Sebenarnya saya merasa ragu saat hendak memulai menulis obituari ini. Saya bukan lah orang dari lingkungan dekat Sapardi. Hubungan yang terjalin antara saya dengan beliau hanya sebatas mahasiswa dengan dosen. Mungkin kalau kami sempat bertemu kembali, Sapardi bakal lupa kalau saya ini mahasiswanya. Tapi sudah lah. Saya niati menulis obituari ini untuk menghormati beliau, guru saya. Biar bagaimana, ilmu yang saya transfer ke beberapa mahasiswa saya salah banyaknya bersanad dari Sapardi juga.
Pertama kali bertemu Sapardi mungkin sekitar tahun 2013. Saat itu saya masih berkuliah di FIB UGM. Di suatu pagi, sebuah taksi berhenti di depan pintu gerbang kampus.
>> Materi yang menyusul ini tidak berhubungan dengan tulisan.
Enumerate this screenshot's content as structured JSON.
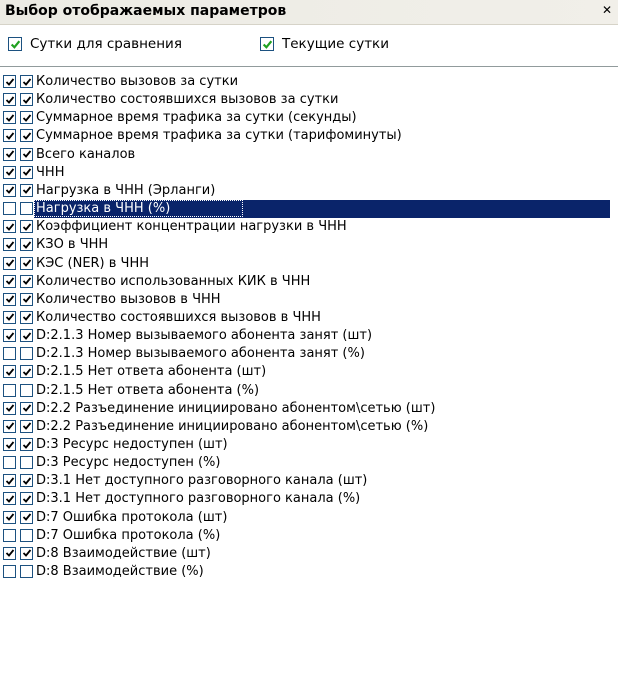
{
  "window": {
    "title": "Выбор отображаемых параметров",
    "close_glyph": "✕"
  },
  "top_options": [
    {
      "label": "Сутки для сравнения",
      "checked": true
    },
    {
      "label": "Текущие сутки",
      "checked": true
    }
  ],
  "rows": [
    {
      "label": "Количество вызовов за сутки",
      "c1": true,
      "c2": true
    },
    {
      "label": "Количество состоявшихся вызовов за сутки",
      "c1": true,
      "c2": true
    },
    {
      "label": "Суммарное время трафика за сутки (секунды)",
      "c1": true,
      "c2": true
    },
    {
      "label": "Суммарное время трафика за сутки (тарифоминуты)",
      "c1": true,
      "c2": true
    },
    {
      "label": "Всего каналов",
      "c1": true,
      "c2": true
    },
    {
      "label": "ЧНН",
      "c1": true,
      "c2": true
    },
    {
      "label": "Нагрузка в ЧНН (Эрланги)",
      "c1": true,
      "c2": true
    },
    {
      "label": "Нагрузка в ЧНН (%)",
      "c1": false,
      "c2": false,
      "selected": true
    },
    {
      "label": "Коэффициент концентрации нагрузки в ЧНН",
      "c1": true,
      "c2": true
    },
    {
      "label": "КЗО в ЧНН",
      "c1": true,
      "c2": true
    },
    {
      "label": "КЭС (NER) в ЧНН",
      "c1": true,
      "c2": true
    },
    {
      "label": "Количество использованных КИК в ЧНН",
      "c1": true,
      "c2": true
    },
    {
      "label": "Количество вызовов в ЧНН",
      "c1": true,
      "c2": true
    },
    {
      "label": "Количество состоявшихся вызовов в ЧНН",
      "c1": true,
      "c2": true
    },
    {
      "label": "D:2.1.3 Номер вызываемого абонента занят (шт)",
      "c1": true,
      "c2": true
    },
    {
      "label": "D:2.1.3 Номер вызываемого абонента занят (%)",
      "c1": false,
      "c2": false
    },
    {
      "label": "D:2.1.5 Нет ответа абонента (шт)",
      "c1": true,
      "c2": true
    },
    {
      "label": "D:2.1.5 Нет ответа абонента (%)",
      "c1": false,
      "c2": false
    },
    {
      "label": "D:2.2 Разъединение инициировано абонентом\\сетью (шт)",
      "c1": true,
      "c2": true
    },
    {
      "label": "D:2.2 Разъединение инициировано абонентом\\сетью (%)",
      "c1": true,
      "c2": true
    },
    {
      "label": "D:3 Ресурс недоступен (шт)",
      "c1": true,
      "c2": true
    },
    {
      "label": "D:3 Ресурс недоступен (%)",
      "c1": false,
      "c2": false
    },
    {
      "label": "D:3.1 Нет доступного разговорного канала (шт)",
      "c1": true,
      "c2": true
    },
    {
      "label": "D:3.1 Нет доступного разговорного канала (%)",
      "c1": true,
      "c2": true
    },
    {
      "label": "D:7 Ошибка протокола (шт)",
      "c1": true,
      "c2": true
    },
    {
      "label": "D:7 Ошибка протокола (%)",
      "c1": false,
      "c2": false
    },
    {
      "label": "D:8 Взаимодействие (шт)",
      "c1": true,
      "c2": true
    },
    {
      "label": "D:8 Взаимодействие (%)",
      "c1": false,
      "c2": false
    }
  ]
}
Seorang tua dengan topi pet keluar dari dalamnya. Dia berjalan agak terburu. Begitu berpapasan dengan saya di lobi kampus, dia mengajukan pertanyaan. “Ruang dekan di mana?” Saya yang kaget dan gugup kemudian menunjuk ke arah selatan. “Itu, di dalam, Pak.” Orang tua itu segera berlalu. Saya yang cupu masih memandangnya dari jauh. Dari topi pet yang sangat melekat dengan karakter pemakainya, saya langsung sadar. Itu Sapardi Djoko Damono si sastrawan besar!
Beranjak ke tahun 2015. Waktu itu, saya sudah pindah kampus di UI. Saya berada di “rumahnya” Sapardi. Di semester kedua, saya mendapatkan pelajaran langsung dari beliau. Sapardi mengajarkan mata kuliah “Alih Wahana”. Kalau versi kampus Barat, mata kuliah ini mungkin lumrah disebut Adaptation. Frasa “Alih Wahana” adalah frasa bikinan Sapardi sendiri. Saat saya tanya, kenapa pakai frasa tersebut, beliau menjawab, “Ya karena saya milihnya itu. Mungkin di luar ada juga orang lain memakai istilah lain. Gak papa juga,” begitu katanya.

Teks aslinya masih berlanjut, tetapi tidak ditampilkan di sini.